Even though he launched Shazam in the middle of the song and in a noisy environment, the app – which matches the peaks and troughs of sound waves from songs and finds their identical twin patterns in a database – quickly identified the song.

“I thought, ‘Oh that’s cool,’” Dr. Beroza said.

Beroza now is trying to use the same data-mining techniques that companies like Shazam and Google use to match musical patterns, or to find copyright infringement violations in videos, or to detect plagiarism in students' work, to improve earthquake detection. 

He recently recruited a few grad students studying computational geoscience, physics, and machine learning to create a software that can mine mountains of data to more precisely and quickly detect microquakes, which at a magnitude of about 1 are too small to harm anyone, but are important to our understanding of the activity of fault lines, and could be harbingers of larger quakes. 

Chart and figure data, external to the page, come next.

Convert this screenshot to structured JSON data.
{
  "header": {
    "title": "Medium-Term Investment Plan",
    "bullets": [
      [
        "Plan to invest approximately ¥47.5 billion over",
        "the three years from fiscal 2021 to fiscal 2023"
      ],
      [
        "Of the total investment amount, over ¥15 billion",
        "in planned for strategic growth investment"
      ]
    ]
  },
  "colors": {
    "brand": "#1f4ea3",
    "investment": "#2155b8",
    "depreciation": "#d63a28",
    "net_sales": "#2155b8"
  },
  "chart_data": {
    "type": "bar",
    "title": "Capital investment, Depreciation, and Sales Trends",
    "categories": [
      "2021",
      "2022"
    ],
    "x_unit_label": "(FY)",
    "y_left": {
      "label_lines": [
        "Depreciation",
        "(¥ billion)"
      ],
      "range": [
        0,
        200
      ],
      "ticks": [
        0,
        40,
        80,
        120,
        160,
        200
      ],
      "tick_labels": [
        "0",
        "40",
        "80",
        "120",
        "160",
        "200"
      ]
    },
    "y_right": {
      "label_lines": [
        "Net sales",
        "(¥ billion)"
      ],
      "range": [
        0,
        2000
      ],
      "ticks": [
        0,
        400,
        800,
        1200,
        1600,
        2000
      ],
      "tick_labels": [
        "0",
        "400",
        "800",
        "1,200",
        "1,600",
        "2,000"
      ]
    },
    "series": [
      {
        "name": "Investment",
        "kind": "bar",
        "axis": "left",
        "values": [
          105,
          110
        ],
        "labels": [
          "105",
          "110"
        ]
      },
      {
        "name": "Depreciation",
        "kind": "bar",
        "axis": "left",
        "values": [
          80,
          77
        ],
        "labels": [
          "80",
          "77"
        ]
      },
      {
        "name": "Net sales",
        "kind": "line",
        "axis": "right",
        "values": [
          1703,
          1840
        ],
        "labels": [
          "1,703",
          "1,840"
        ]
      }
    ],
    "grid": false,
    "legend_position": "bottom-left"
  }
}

Scientists continuously record seismic activity through ground sensors to see how the Earth is shifting, and the amount of data collected is massive. Sifting through it to spot a weak earthquake that barely registers is cumbersome; it takes too long and requires seismologists to know exactly what they’re looking for. 

Beroza’s team at Stanford is using computer science to try to change that. 

“The future of seismology is that the amount of data is going to accelerate rapidly because instruments are getting cheaper,” explains Clara Yoon, a doctoral candidate in geophysics at Stanford, to the Monitor. 

“So this is a great tool; it’s combining computer science and seismology in a way that hasn’t been done before," said Ms. Yoon, who worked with Beroza to build an earthquake-tracking software they call Fingerprint and Similarity Thresholding, or FAST.

In a December 4 paper in Science Advances, Beroza, Yoon and their team explain that FAST might be able to sort through decades of seismic data at a fraction of the time of software seismologists now use. 

FAST condenses all of the data from a seismic station into unique patterns – or waves of peaks and troughs – and stores each in separate files in a database, so that every time the database recognizes a wave pattern it has seen before, it groups it in files with its identical matches. 

"Instead of comparing a signal to every other signal in the database, most of which are noise and not associated with any earthquakes at all, FAST compares like with like," said Beroza in an announcement. Like using Shazam for music, this makes searching earthquake data faster and the matches more accurate.

The team tested their tool on the Calaveras Fault in the San Francisco Bay area, which is part of the earthquake-prone San Andreas Fault.

In the recorded seismic data from that fault line they identified a known magnitude 4.1 earthquake and instructed FAST to look for its aftershocks – which always follow a large quake – because they would have the same wave pattern as the earthquake, as they happened in the same location.  

“So we ran FAST on data for the week following the earthquake and were able to find aftershocks we didn’t know about before,” says Yoon. And FAST did it 3,000 times faster than conventional methods, the team reported. 

Next the researchers will test their tool on larger sets of data – decades worth – and are also trying to figure out the different ways this tool could be used by seismologists, says Yoon. 

FAST could be used, for example, to track small tremors in places like Oklahoma and Arkansas, she says, where large injections of wastewater left over from oil and gas mining is causing an unprecedented amount of quakes.

"If you can detect the smaller quakes, you could identify the risk of a larger quake occurring from continued injection," Yoon said in an announcement. 

The same goes for natural earthquakes: If scientists can better understand how often small ones happen, it might help them better understand the impetus for large ones. So far seismologists have not been able to predict earthquakes.